Lots of angry people have a reason to listen to Reform now
September 20, 2024 5:24 pm
In politics, so much of your success depends on how you frame things. Labour knows that very well, having spent much of the past 14 years being followed around by a Tory framed copy of Liam Byrne’s “no money” note. That’s why so much of the first few months of the party being in Government have been dominated by framing the Conservatives as being unfit to return to power any time soon.
All the melodramatic shock at how much worse things are in the public finances and wider policy across departments is part of a frame that strategists hope will stay around the Conservatives right up until the next election and beyond. But while they’ve been busy putting together that frame for their largest opponents, they’ve inadvertently created something equally potent that another threat, Nigel Farage, is going to use, too.
Labour couldn’t have framed itself better over the past few months, at least from the perspective of Reform. Some of the framing has been unintentional: the row about Starmer’s freebie habit, for instance, wasn’t something anyone in Downing Street had put on the media grid, but it has dominated the agenda.
Other parts of the frame were a choice: cutting the winter fuel payment, Ed Miliband picking a fight with Nimbys about wind turbines, and a lot of talk about a “reset” with Europe were all deliberate decisions. All of them are things Reform wants to wind up Labour’s voters about.
I say “Labour’s voters” as though they belong to anyone. This assumption has been dead for at least a decade – just ask any of the Scottish Labour MPs swept away by voters they assumed were always “theirs” in 2015, or indeed the ones who came back at this election, having spent a decade trying to win back those voters.
The voting public is now volatile and distrustful of all politicians, feeling that if they’re all the same, then they might as well try a different bunch at the next election, rather like someone might regard a cheap dress from a fast fashion shop as something to buy and wear once with little damage to their bank balance. Labour’s voters might have switched sides twice in the past 10 years, and might be quite happy to try out a new, noisy political party that seems as angry as they are at the next election, too.
Labourites can talk all they like about the Establishment credentials of Farage by pointing to the fact that most Men of the People wouldn’t have been banking with Coutts anyway. But they still fail to understand that likely Reform voters don’t care about that because they feel Farage gets angry about the things they find infuriating too.
Sure, the institution that debanked him wasn’t open to the average Clacton man, but his response to it was about unaccountable power and elites trying to silence opinions they didn’t like. The Coutts saga had the opposite effect of silencing him: Farage has now made standing up to powerful people one of his major themes, and it works for him.

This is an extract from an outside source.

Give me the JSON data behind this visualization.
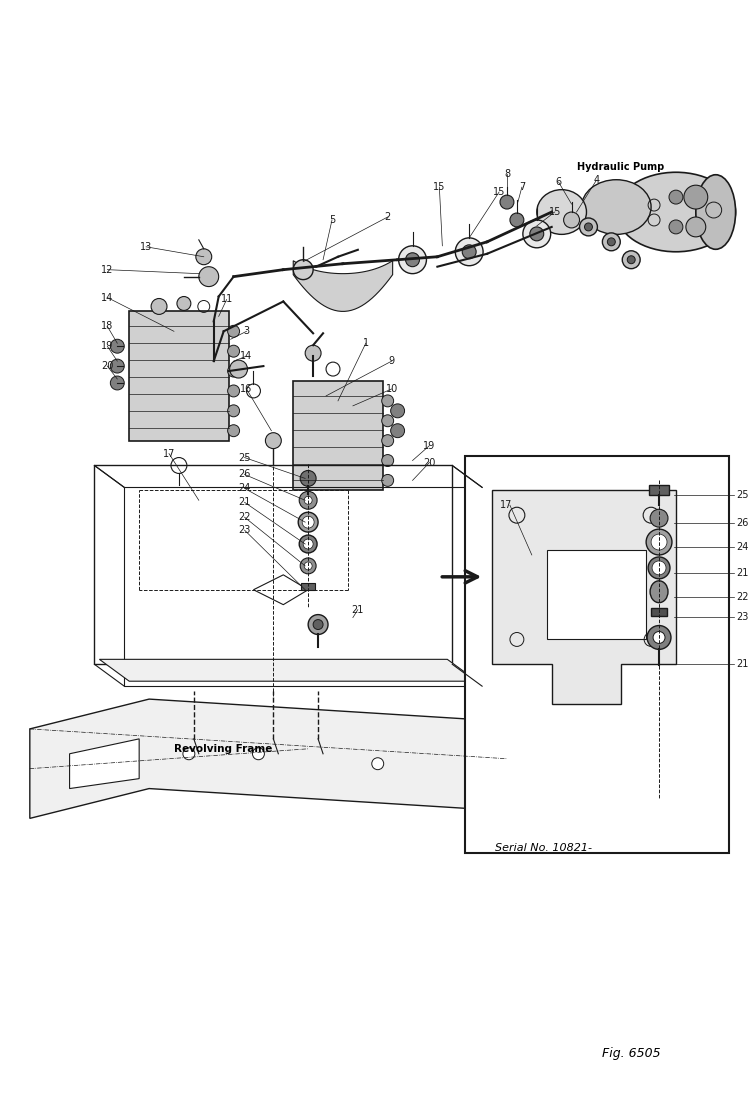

The early dysfunction in Starmer’s Downing Street plays into that anti-establishment theme perfectly too. Voters turned away from the Tories in disgust because they were fighting like rats in a sack rather than solving the problems normal people were worrying about. Now Labour is already engulfed in a briefing war about highly paid advisers and free designer glasses. They’re all the same, don’t trust them, has long been Farage’s refrain.
Angry pensioners, angry Nimbys looking at house building and wind farms, angry Brexit voters: all of them have a reason to listen to Reform. Starmer has done little to improve matters in recent days. As well as making a statement about being “completely in control” that should have been so blindingly obvious that no one would need the Prime Minister to say it, Starmer told broadcasters this week that the reason voters could see he was getting on with the job was this: “We have already set up a national wealth fund; we’ve already put in place housing frameworks.”
Those two things are meaningless to most people, even if they will benefit in some way from a national wealth fund and a government building more houses (as opposed to housing frameworks, which sounds like a document so boring not even ministers will read it, let alone a policy that will have a concrete effect).
Were they really the first things Starmer could think of as tangible evidence his government was already making people’s lives better? The man has some great – £2,000 – frames on his face. His wider framing isn’t helping him at all.